Pastor Stephens will provide the invocation and benediction. A member of the auxiliary will place wreaths at the war memorials. A combined firing squads of the American Legion and VFW will salute the military service members who have died in the line of duty. Taps, played by Emily Hintz, will conclude the ceremony.
NOTE: Due to construction at the courthouse, the ceremony will be conducted from a speaker's wagon placed in the street.
Cemetery Visits
The American Legion and VFW will also honor the country’s deceased veterans with morning visits to the following cemeteries on Memorial Day:
The Winamac VFW will visit:
Pro Cemetery - 9:20 a.m.
St. Joseph’s (South) - 9:35 a.m.
Pulaski Presbyterian - 9:45 a.m.
St. Joseph's (West) - 9:55 a.m.
Star City West (IOOF) - 10:15 a.m.
The Winamac American Legion will visit:
Mount Zion (Franklin Twp.) - 9:25 a.m.
Reed Cemetery (SR 14 E) - 9:45 a.m.
St. Peter’s (SR 14 W) - 10 a.m.
Winamac - 10:15 a.m.
Note: Due to the expansion of the Winamac Cemetery, the Honor Guard will line up in the McFarland addition (south side of West Main Street) between County County Roads 50 and 60W.

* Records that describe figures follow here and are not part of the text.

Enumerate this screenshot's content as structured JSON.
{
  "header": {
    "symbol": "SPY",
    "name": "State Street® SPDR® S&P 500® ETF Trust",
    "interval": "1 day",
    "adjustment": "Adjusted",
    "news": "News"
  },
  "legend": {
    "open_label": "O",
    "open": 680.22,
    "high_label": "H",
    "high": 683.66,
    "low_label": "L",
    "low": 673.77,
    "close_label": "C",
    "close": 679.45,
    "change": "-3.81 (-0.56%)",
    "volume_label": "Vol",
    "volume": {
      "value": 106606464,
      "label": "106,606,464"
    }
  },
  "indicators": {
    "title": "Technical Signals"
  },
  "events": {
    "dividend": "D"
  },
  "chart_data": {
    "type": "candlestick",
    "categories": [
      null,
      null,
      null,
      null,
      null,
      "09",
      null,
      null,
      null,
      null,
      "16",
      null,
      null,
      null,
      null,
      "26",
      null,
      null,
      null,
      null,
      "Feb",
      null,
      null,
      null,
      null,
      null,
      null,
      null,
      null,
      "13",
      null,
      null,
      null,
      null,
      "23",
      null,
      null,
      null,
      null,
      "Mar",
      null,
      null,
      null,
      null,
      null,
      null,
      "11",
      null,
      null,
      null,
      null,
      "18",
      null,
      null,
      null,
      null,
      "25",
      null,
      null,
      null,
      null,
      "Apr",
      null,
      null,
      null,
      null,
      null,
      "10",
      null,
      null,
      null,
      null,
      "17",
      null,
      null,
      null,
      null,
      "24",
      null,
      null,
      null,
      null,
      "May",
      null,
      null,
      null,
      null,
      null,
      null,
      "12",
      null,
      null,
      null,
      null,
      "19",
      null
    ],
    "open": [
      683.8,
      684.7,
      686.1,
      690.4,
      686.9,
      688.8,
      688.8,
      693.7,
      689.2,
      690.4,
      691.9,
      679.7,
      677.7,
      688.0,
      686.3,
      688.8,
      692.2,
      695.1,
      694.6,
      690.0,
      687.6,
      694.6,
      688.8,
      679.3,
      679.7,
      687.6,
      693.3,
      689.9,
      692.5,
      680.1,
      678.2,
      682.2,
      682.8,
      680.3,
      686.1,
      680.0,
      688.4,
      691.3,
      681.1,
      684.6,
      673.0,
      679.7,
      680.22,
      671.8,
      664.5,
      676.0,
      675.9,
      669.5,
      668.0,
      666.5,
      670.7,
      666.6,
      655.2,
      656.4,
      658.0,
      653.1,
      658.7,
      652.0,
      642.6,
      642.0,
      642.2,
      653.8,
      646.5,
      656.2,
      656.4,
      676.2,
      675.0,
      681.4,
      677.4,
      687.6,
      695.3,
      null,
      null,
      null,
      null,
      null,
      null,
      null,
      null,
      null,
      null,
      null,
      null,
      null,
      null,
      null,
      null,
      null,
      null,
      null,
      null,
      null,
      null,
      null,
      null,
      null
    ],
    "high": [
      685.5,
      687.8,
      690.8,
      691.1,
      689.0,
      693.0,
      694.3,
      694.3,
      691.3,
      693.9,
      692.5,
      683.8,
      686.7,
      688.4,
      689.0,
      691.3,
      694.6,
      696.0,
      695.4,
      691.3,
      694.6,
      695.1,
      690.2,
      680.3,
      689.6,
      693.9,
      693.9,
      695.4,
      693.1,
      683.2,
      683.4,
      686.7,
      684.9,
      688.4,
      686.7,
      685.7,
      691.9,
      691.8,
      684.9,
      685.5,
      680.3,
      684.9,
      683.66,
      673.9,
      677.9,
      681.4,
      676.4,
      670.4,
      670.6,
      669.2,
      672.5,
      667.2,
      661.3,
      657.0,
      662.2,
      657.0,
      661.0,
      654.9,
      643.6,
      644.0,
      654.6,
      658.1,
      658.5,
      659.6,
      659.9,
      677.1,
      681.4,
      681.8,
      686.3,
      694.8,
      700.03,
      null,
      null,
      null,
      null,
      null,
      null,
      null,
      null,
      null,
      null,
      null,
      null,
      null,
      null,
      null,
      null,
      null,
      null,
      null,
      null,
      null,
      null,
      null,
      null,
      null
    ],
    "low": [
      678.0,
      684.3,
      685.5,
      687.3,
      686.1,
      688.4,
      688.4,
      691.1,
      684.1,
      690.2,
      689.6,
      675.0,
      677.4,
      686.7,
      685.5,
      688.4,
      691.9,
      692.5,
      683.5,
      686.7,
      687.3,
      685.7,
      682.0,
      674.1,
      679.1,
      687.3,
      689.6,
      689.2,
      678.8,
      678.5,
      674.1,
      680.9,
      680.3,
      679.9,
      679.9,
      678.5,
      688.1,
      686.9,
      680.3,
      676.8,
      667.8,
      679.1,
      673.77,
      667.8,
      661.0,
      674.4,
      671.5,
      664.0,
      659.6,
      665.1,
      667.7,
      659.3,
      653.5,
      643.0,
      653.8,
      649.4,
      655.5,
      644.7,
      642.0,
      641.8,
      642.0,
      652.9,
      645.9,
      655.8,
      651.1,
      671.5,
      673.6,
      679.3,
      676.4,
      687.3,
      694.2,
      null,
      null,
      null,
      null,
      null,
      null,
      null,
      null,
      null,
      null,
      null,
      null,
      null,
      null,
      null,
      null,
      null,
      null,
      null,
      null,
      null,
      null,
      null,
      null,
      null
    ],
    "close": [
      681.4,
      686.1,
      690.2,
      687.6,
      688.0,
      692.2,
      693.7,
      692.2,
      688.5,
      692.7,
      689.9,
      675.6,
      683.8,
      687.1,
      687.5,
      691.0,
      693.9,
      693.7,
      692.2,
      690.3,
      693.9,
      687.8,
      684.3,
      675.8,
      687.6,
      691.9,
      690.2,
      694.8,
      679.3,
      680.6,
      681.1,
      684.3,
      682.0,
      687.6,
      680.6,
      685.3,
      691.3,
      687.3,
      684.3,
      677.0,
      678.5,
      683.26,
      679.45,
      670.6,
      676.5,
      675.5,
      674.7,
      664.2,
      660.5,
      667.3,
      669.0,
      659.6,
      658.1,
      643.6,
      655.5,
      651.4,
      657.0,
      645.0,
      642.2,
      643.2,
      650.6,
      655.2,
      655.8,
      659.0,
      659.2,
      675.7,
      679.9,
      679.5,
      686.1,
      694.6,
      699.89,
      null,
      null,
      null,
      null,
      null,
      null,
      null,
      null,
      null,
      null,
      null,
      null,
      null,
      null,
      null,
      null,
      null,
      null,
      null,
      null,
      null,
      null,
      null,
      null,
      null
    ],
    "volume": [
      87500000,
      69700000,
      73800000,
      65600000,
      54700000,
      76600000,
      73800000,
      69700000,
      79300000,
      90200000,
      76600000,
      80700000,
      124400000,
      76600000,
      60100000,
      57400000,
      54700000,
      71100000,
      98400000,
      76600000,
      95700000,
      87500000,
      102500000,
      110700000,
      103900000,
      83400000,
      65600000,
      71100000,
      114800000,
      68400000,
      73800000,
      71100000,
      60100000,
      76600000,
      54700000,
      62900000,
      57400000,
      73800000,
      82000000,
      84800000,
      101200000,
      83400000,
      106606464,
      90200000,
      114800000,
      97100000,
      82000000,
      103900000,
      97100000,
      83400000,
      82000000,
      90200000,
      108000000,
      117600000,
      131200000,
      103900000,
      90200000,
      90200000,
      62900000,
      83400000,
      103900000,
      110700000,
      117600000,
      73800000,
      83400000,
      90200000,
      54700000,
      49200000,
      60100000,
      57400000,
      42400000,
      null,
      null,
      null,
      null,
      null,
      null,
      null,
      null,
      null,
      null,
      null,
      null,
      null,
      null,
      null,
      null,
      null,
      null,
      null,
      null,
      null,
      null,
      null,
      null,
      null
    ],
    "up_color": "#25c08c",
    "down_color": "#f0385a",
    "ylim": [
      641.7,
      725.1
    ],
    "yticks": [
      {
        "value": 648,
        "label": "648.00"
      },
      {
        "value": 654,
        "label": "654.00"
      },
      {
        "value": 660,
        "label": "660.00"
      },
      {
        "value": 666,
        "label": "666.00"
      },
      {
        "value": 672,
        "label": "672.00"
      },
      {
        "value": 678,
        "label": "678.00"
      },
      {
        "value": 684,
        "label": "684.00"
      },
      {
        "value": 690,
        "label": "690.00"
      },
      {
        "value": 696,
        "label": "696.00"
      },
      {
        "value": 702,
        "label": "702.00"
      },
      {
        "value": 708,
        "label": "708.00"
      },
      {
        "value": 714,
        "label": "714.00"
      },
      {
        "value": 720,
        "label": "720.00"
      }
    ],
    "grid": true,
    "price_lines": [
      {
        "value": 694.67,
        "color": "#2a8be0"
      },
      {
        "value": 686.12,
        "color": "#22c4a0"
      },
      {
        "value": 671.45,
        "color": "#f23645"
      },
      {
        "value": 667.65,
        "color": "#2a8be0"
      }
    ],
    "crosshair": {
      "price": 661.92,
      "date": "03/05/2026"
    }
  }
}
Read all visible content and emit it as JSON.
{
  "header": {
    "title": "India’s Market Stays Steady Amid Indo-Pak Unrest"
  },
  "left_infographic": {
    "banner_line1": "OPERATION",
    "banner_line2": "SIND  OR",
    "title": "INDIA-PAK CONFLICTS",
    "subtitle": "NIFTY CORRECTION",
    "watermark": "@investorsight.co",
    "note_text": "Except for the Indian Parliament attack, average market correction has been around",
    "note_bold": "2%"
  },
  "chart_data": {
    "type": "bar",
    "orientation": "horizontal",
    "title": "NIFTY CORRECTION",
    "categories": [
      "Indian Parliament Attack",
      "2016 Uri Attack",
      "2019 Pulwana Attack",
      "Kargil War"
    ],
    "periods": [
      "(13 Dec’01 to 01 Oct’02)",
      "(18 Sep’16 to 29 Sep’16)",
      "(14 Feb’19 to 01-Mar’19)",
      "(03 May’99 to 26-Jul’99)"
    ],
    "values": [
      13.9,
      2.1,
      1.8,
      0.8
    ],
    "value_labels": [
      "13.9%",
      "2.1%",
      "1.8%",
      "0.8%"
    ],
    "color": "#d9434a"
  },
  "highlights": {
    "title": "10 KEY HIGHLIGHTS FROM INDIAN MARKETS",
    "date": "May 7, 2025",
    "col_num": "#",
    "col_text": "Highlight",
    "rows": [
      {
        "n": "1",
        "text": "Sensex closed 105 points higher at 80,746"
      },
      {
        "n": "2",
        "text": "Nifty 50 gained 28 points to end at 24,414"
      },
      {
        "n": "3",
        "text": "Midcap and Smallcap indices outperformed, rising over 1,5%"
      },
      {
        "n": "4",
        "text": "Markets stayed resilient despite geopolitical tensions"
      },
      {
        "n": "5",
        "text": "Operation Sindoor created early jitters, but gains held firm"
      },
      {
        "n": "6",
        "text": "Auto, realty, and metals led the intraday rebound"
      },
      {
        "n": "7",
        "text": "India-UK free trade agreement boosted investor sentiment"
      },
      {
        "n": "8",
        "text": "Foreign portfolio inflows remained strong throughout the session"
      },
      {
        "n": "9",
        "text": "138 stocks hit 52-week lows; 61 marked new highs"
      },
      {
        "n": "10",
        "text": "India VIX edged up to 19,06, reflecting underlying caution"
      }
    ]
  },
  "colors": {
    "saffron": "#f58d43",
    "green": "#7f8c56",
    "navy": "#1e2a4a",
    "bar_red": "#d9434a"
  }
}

The history of Memorial Day
Memorial Day is a U.S. holiday, observed on the last Monday of May, honoring the men and women who died while serving in the U.S. military.
Originally known as Decoration Day, it originated in the years following the Civil War and became an official federal holiday in 1971, according to History.com. Many Americans observe Memorial Day by visiting cemeteries or memorials, holding family gatherings and participating in parades. Unofficially, it marks the beginning of the summer season. The Civil War, which ended in the spring of 1865, claimed more lives than any conflict in U.S. history and required the establishment of the country’s first national cemeteries.
Three years after the Civil War ended, on May 5, 1868, the head of an organization of Union veterans — the Grand Army of the Republic (GAR) — established Decoration Day as a time for the nation to decorate the graves of the war dead with flowers, according to the U.S. Department of Veterans Affairs. Maj. Gen. John A. Logan declared it should be May 30. It is believed the date was chosen because flowers would be in bloom all over the country. The first large observance was held that year at Arlington National Cemetery, across the Potomac River from Washington, D.C. The ceremonies centered around the mourning-draped veranda of the Arlington mansion, once the home of Gen. Robert E. Lee. Various Washington officials, including Gen. and Mrs. Ulysses S. Grant, presided over the ceremonies. After speeches, children from the Soldiers’ and Sailors’ Orphan Home and members of the GAR made their way through the cemetery, strewing flowers on both Union and Confederate graves, reciting prayers and singing hymns.
Even before that 1868 observance in Washington, several locations around the country were holding local springtime tributes to the Civil War dead, the U.S. Veterans Affairs office reports. Approximately 25 places have been named in connection with the origin of Memorial Day, many of them in the South where most of the war dead were buried. But in 1966, Congress and President Lyndon Johnson declared Waterloo, N.Y., the “birthplace” of Memorial Day. There, a ceremony on May 5, 1866, honored local veterans who had fought in the Civil War. Businesses closed and residents flew flags at half-staff. By the end of the 19th century, Memorial Day ceremonies were being held on May 30 throughout the nation.